Ma Gesù, conoscendo la loro malizia, rispose: «Ipocriti, perché volete mettermi alla prova? Mostratemi la moneta del tributo». Ed essi gli presentarono un denaro. Egli domandò loro: «Questa immagine e l’iscrizione, di chi sono?». Gli risposero: «Di Cesare».
Allora disse loro: «Rendete dunque a Cesare quello che è di Cesare e a Dio quello che è di Dio».

Li chiama ipocriti, cioè portatori di maschere, finti, bugiardi. Come un bisturi il Maestro incide la loro scorza e taglia corto. Non si perde in grandi discorsi etici e morali, ma, moneta alla mano, chiede di chi sia l’effigie riportata, e quindi di renderla al proprietario.

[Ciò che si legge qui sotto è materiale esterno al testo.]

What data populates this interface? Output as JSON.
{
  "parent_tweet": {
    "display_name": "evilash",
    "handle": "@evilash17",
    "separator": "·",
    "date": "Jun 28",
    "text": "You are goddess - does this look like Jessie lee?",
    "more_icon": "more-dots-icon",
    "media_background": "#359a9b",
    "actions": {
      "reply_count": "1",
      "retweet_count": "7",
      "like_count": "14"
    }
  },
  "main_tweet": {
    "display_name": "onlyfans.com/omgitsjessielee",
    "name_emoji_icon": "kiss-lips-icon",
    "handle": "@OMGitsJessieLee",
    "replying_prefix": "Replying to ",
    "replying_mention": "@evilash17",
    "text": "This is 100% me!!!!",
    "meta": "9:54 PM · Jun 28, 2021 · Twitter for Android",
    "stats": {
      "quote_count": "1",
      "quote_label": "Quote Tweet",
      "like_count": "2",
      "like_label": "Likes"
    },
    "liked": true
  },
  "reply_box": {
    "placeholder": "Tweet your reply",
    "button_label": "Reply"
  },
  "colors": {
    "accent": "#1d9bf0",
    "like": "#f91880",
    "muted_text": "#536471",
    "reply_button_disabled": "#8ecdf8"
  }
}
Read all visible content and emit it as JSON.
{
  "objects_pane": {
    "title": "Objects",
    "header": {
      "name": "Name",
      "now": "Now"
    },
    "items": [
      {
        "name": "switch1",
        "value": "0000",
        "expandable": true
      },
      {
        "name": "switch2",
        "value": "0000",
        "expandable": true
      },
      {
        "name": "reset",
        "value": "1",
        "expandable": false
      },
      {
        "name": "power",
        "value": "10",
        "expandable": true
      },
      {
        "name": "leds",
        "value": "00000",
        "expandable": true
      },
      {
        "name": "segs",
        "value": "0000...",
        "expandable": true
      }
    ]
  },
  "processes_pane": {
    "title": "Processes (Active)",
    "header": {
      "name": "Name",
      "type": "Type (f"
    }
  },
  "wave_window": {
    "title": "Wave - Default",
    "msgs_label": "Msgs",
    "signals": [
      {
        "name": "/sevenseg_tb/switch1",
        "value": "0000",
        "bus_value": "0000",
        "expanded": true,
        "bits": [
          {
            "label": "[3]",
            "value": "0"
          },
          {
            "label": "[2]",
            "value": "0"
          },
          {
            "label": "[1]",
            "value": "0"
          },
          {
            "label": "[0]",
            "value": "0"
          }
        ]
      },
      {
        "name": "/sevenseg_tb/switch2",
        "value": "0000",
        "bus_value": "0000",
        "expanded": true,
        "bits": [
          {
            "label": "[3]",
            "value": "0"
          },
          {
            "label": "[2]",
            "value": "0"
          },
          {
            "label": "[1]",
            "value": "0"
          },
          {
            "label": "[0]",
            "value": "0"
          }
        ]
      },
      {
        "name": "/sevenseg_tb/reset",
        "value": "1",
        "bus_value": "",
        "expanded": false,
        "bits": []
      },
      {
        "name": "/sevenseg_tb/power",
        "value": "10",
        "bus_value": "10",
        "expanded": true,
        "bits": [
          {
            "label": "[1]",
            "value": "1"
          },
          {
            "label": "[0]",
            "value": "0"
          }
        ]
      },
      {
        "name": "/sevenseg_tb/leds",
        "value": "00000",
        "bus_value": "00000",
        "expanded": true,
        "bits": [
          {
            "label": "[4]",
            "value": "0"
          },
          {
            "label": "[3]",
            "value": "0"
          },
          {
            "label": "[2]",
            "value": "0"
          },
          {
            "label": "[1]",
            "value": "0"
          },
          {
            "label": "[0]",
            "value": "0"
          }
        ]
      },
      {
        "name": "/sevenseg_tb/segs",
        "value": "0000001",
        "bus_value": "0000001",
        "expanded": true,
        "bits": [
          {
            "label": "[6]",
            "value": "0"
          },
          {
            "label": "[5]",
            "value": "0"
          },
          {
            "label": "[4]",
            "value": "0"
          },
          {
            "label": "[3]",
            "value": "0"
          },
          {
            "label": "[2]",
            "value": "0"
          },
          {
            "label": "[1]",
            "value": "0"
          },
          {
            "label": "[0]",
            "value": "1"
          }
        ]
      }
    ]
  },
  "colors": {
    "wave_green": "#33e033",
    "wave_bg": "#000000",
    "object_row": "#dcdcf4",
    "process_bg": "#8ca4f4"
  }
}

Non dice di dare, ma di rendere, e noi rendiamo ciò che non ci appartiene.

Il Maestro va oltre ai tranelli di questi furbetti, li smaschera, li mette in luce, manifestando la verità della loro povera vita, ma non rimane al loro livello: partendo dalla moneta di Cesare, richiama ognuno a riscoprire in se stesso l’immagine di Dio, forse un’immagine deturpata, coperta, incrostata, eppure un’immagine indelebilmente impressa nel DNA di ogni persona.

Rendere a Dio quello che è di Dio è la tua vocazione. Scoprendo in ogni tua cellula il volto di Colui che ti ha voluto e creato, potrai vivere pienamente chi tu sei: non una maschera, non uno strumento in mani d’altri, ma il vero te stesso, col tuo carattere, con i tuoi tratti somatici, col tuo modo di fare e i tuoi gusti. Rendere a Dio sarà una conseguenza di chi tu sei, di chi tu hai scoperto di essere, leggendo in te stesso il volto del Signore: tu sei suo figlio amato.